For me, a good review provides insight not just into the product at hand but also a glimpse into the commentator’s life – such personal context is crucial to long-term reader engagement. Good writers give of themselves without making it ABOUT themselves. They shoot their own photographs too, eschewing those provided by the manufacturer. I don’t dig this because of a need to scrutinise a writer’s taste in soft furnishings. I dig it because it tells me more about the product in a real life scenario away from the studio lights and post-shoot airbrushing.
Art Dudley, Marj&Henk, Michael Fremer, Jeff Dorgay and Srajan Ebaen – they all infuse their reviews with personal expression. Michael Fremer is possibly the most enjoyably extreme in this regard. His videos lack professional production values but the insight into his life and listening space more than compensates. A recent Analog Planet video in which he discusses a recently issued Roxy Music box set only to first be interrupted by his dogs’ barking and then by his wife shows us how this reviewer works in a ‘real world’ space (as do most).

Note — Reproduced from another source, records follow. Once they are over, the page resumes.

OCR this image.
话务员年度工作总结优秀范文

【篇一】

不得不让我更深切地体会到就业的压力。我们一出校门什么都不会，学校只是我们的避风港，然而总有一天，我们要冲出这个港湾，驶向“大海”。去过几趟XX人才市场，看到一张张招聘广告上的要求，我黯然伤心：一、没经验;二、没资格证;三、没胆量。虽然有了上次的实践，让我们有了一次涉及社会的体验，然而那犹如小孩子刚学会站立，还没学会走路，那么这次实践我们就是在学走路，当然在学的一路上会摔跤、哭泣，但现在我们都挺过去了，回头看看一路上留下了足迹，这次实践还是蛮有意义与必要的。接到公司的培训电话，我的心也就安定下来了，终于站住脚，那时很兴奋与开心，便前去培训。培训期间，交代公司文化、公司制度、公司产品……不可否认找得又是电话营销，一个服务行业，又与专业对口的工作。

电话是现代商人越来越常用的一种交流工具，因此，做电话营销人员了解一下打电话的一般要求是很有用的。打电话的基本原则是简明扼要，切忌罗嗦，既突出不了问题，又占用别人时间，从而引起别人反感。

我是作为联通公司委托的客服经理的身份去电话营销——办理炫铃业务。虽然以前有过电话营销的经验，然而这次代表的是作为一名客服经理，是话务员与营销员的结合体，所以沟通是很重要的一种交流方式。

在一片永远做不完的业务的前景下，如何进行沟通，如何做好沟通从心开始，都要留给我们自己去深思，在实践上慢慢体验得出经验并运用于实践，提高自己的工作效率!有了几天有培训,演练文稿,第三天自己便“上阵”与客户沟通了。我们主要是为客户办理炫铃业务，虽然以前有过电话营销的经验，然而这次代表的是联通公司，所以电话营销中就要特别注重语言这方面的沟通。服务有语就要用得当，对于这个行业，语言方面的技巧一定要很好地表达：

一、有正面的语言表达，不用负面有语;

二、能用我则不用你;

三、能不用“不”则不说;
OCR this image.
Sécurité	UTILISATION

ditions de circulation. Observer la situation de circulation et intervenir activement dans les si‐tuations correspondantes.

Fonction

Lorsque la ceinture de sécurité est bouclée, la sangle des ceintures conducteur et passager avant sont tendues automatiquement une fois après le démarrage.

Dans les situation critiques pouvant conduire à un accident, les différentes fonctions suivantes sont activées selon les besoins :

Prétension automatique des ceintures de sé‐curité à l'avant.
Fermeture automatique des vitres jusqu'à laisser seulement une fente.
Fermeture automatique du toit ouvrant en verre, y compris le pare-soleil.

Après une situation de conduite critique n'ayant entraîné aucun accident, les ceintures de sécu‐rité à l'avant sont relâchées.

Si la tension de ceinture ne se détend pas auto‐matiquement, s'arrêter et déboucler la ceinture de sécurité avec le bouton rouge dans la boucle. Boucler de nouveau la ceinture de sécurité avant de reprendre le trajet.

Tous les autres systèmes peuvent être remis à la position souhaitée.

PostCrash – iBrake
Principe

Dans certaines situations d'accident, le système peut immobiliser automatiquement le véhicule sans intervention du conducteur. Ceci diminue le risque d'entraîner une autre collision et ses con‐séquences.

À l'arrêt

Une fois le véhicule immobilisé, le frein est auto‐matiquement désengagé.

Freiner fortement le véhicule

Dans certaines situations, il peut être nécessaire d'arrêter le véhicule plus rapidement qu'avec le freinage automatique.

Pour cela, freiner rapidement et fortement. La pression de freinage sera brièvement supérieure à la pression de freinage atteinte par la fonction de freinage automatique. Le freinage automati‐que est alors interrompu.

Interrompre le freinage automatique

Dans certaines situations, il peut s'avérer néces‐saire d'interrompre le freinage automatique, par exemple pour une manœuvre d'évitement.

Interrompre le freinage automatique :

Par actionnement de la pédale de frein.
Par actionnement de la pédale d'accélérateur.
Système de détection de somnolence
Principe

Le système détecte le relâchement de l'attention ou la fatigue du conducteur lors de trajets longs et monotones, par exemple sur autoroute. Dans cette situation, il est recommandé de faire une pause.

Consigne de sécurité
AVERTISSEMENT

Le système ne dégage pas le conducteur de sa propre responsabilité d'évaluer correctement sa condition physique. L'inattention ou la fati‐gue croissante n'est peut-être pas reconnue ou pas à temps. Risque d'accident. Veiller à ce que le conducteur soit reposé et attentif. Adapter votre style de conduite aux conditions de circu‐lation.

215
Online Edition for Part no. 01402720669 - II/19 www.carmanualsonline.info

It is these personalities, with their album picks, anecdotal diversions and – most of all – an ability to write, that help me better connect as a reader. Repeated connections cultivates admiration and a better understanding of the writer’s broader perspective, all of which funnels into the greatest gift a reader can bestow upon a writer: trust.

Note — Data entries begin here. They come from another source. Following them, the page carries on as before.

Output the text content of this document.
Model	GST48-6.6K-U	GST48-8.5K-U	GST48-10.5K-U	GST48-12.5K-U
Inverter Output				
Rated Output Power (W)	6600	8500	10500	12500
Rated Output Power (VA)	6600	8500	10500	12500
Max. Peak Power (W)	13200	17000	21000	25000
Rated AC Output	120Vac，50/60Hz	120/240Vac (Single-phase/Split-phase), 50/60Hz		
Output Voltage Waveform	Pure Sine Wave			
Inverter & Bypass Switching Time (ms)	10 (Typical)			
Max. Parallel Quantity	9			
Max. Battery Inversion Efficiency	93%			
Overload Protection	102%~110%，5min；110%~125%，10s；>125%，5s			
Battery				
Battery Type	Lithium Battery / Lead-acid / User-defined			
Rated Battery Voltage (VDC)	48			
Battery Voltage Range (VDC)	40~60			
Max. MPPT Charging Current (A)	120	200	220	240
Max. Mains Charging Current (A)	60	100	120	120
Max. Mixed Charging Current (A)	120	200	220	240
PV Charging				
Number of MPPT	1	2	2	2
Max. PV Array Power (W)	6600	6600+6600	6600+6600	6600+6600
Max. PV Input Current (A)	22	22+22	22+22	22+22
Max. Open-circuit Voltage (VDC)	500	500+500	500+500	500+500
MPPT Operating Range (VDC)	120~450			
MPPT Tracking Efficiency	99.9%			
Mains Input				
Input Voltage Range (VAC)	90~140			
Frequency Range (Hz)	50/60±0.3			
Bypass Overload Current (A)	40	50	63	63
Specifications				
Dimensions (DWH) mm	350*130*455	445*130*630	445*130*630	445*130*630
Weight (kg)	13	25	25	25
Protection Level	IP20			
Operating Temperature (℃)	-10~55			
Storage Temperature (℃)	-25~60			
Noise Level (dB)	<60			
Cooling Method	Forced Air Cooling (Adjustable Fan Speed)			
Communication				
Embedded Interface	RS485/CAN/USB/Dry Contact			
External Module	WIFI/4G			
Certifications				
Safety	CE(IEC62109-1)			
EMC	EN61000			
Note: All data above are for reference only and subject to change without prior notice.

Trust isn’t earned overnight. It takes years, not months. Each review written is a notch on the bedpost of experience and that experience (or lack thereof) is why we value some opinions more than others.

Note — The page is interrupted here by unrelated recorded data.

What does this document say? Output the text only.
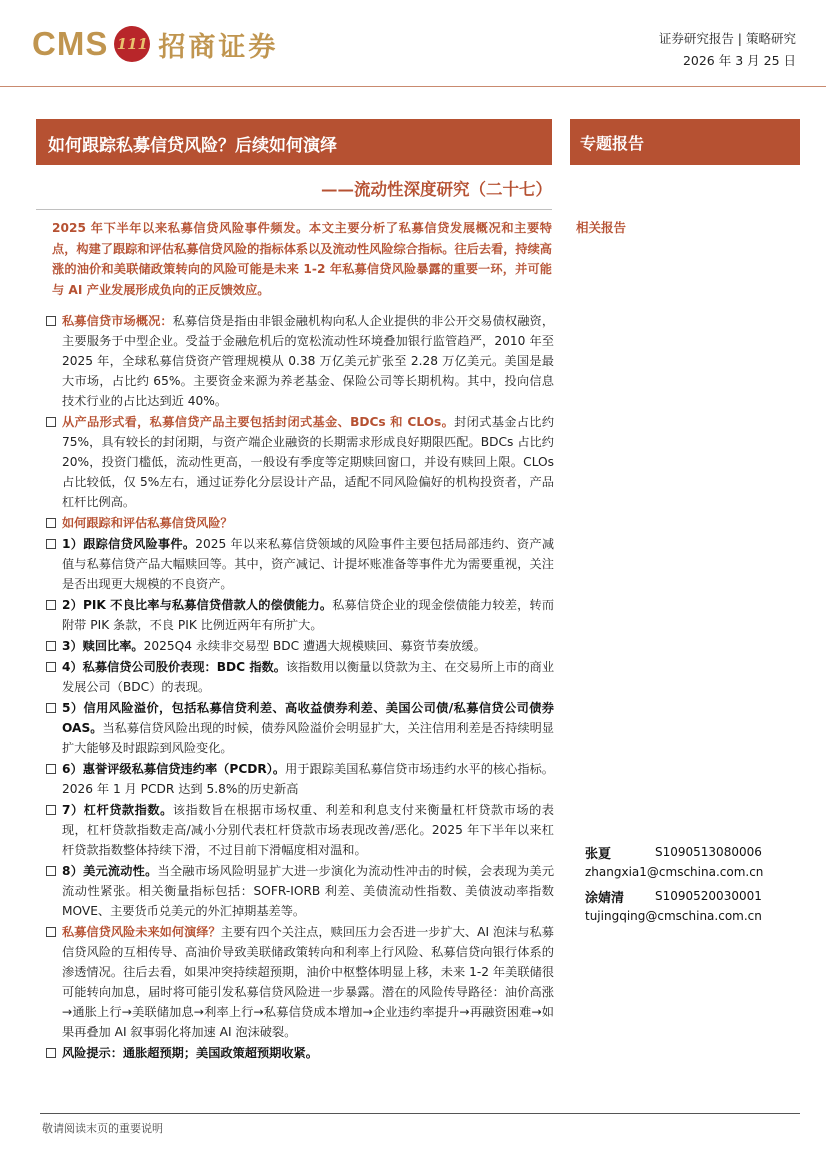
CMS 111 招商证券	证券研究报告 | 策略研究
2026 年 3 月 25 日
如何跟踪私募信贷风险？后续如何演绎
——流动性深度研究（二十七）
专题报告
相关报告
2025 年下半年以来私募信贷风险事件频发。本文主要分析了私募信贷发展概况和主要特点，构建了跟踪和评估私募信贷风险的指标体系以及流动性风险综合指标。往后去看，持续高涨的油价和美联储政策转向的风险可能是未来 1-2 年私募信贷风险暴露的重要一环，并可能与 AI 产业发展形成负向的正反馈效应。
私募信贷市场概况：私募信贷是指由非银金融机构向私人企业提供的非公开交易债权融资，主要服务于中型企业。受益于金融危机后的宽松流动性环境叠加银行监管趋严，2010 年至 2025 年，全球私募信贷资产管理规模从 0.38 万亿美元扩张至 2.28 万亿美元。美国是最大市场，占比约 65%。主要资金来源为养老基金、保险公司等长期机构。其中，投向信息技术行业的占比达到近 40%。
从产品形式看，私募信贷产品主要包括封闭式基金、BDCs 和 CLOs。封闭式基金占比约 75%，具有较长的封闭期，与资产端企业融资的长期需求形成良好期限匹配。BDCs 占比约 20%，投资门槛低，流动性更高，一般设有季度等定期赎回窗口，并设有赎回上限。CLOs 占比较低，仅 5%左右，通过证券化分层设计产品，适配不同风险偏好的机构投资者，产品杠杆比例高。
如何跟踪和评估私募信贷风险？
1）跟踪信贷风险事件。2025 年以来私募信贷领域的风险事件主要包括局部违约、资产减值与私募信贷产品大幅赎回等。其中，资产减记、计提坏账准备等事件尤为需要重视，关注是否出现更大规模的不良资产。
2）PIK 不良比率与私募信贷借款人的偿债能力。私募信贷企业的现金偿债能力较差，转而附带 PIK 条款，不良 PIK 比例近两年有所扩大。
3）赎回比率。2025Q4 永续非交易型 BDC 遭遇大规模赎回、募资节奏放缓。
4）私募信贷公司股价表现：BDC 指数。该指数用以衡量以贷款为主、在交易所上市的商业发展公司（BDC）的表现。
5）信用风险溢价，包括私募信贷利差、高收益债券利差、美国公司债/私募信贷公司债券 OAS。当私募信贷风险出现的时候，债券风险溢价会明显扩大，关注信用利差是否持续明显扩大能够及时跟踪到风险变化。
6）惠誉评级私募信贷违约率（PCDR）。用于跟踪美国私募信贷市场违约水平的核心指标。2026 年 1 月 PCDR 达到 5.8%的历史新高
7）杠杆贷款指数。该指数旨在根据市场权重、利差和利息支付来衡量杠杆贷款市场的表现，杠杆贷款指数走高/减小分别代表杠杆贷款市场表现改善/恶化。2025 年下半年以来杠杆贷款指数整体持续下滑，不过目前下滑幅度相对温和。
8）美元流动性。当全融市场风险明显扩大进一步演化为流动性冲击的时候，会表现为美元流动性紧张。相关衡量指标包括：SOFR-IORB 利差、美债流动性指数、美债波动率指数 MOVE、主要货币兑美元的外汇掉期基差等。
私募信贷风险未来如何演绎？主要有四个关注点，赎回压力会否进一步扩大、AI 泡沫与私募信贷风险的互相传导、高油价导致美联储政策转向和利率上行风险、私募信贷向银行体系的渗透情况。往后去看，如果冲突持续超预期，油价中枢整体明显上移，未来 1-2 年美联储很可能转向加息，届时将可能引发私募信贷风险进一步暴露。潜在的风险传导路径：油价高涨→通胀上行→美联储加息→利率上行→私募信贷成本增加→企业违约率提升→再融资困难→如果再叠加 AI 叙事弱化将加速 AI 泡沫破裂。
风险提示：通胀超预期；美国政策超预期收紧。
张夏	S1090513080006
zhangxia1@cmschina.com.cn
涂婧清	S1090520030001
tujingqing@cmschina.com.cn
敬请阅读末页的重要说明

I know very little about climate change so I defer to those more experienced in this field than me. Similarly with hi-fi, I hold those with more experience than I in high regard. I don’t labour under the misapprehension that because I have a laptop, an Internet connection and a WordPress account that my opinion is of equal import to that of Jonathan Valin or David Robinson who have been in this game far longer than I.
The message here isn’t about knowing one’s place, it’s about respecting those whose experience continues to shine through in what they do. This counts hugely in an age where anyone (myself included!) can have a go.
In the mid noughties, I ran a monthly music club night. If you’re thinking techno and lasers, time for me to disabuse you of that mental image. It was held in a sweaty, dirty (and sometimes smelly) old pub near the centre of Sydney. Not dance music but indie rock. I DJ-d too. New events would pop-up at nearby venues and fall away just as quickly. A buddy and I used to joke that anyone could start a club night but it takes guts and determination to see it through into a second year. And then a third. And perhaps a fourth. Mine ran for five years before I could no longer outrun the truth: no-one wants to see a 40-year old DJ.
With few technological or financial barriers in their way, pretty much anyone is able to get and up and running, bang the drum about how their mission statement will be dare to be different, will re-write the rulebook or better represent a changing scene. Noble aims that come to zilch without a willingness (or ability) to knuckle down and stay the course.
A real sense of achievement stems from sticking around well beyond launch-day hoopla; even more so when the originating big bang is not even visible in the rear-view mirror. For many, it serves as its own reward. It might not allow for day job surrender but it’s bloody terrific knowing you’ve been doing it for (almost) five years and people appreciate your efforts.
“It”? Am I talking DJ events or hi-fi websites…? Same thing really. Skill matters, quality matters, hard work matters, experience matters. Heck, even luck matters.
It all matters…to someone.
Now, if you’ll excuse me, I’ve work to be getting on with.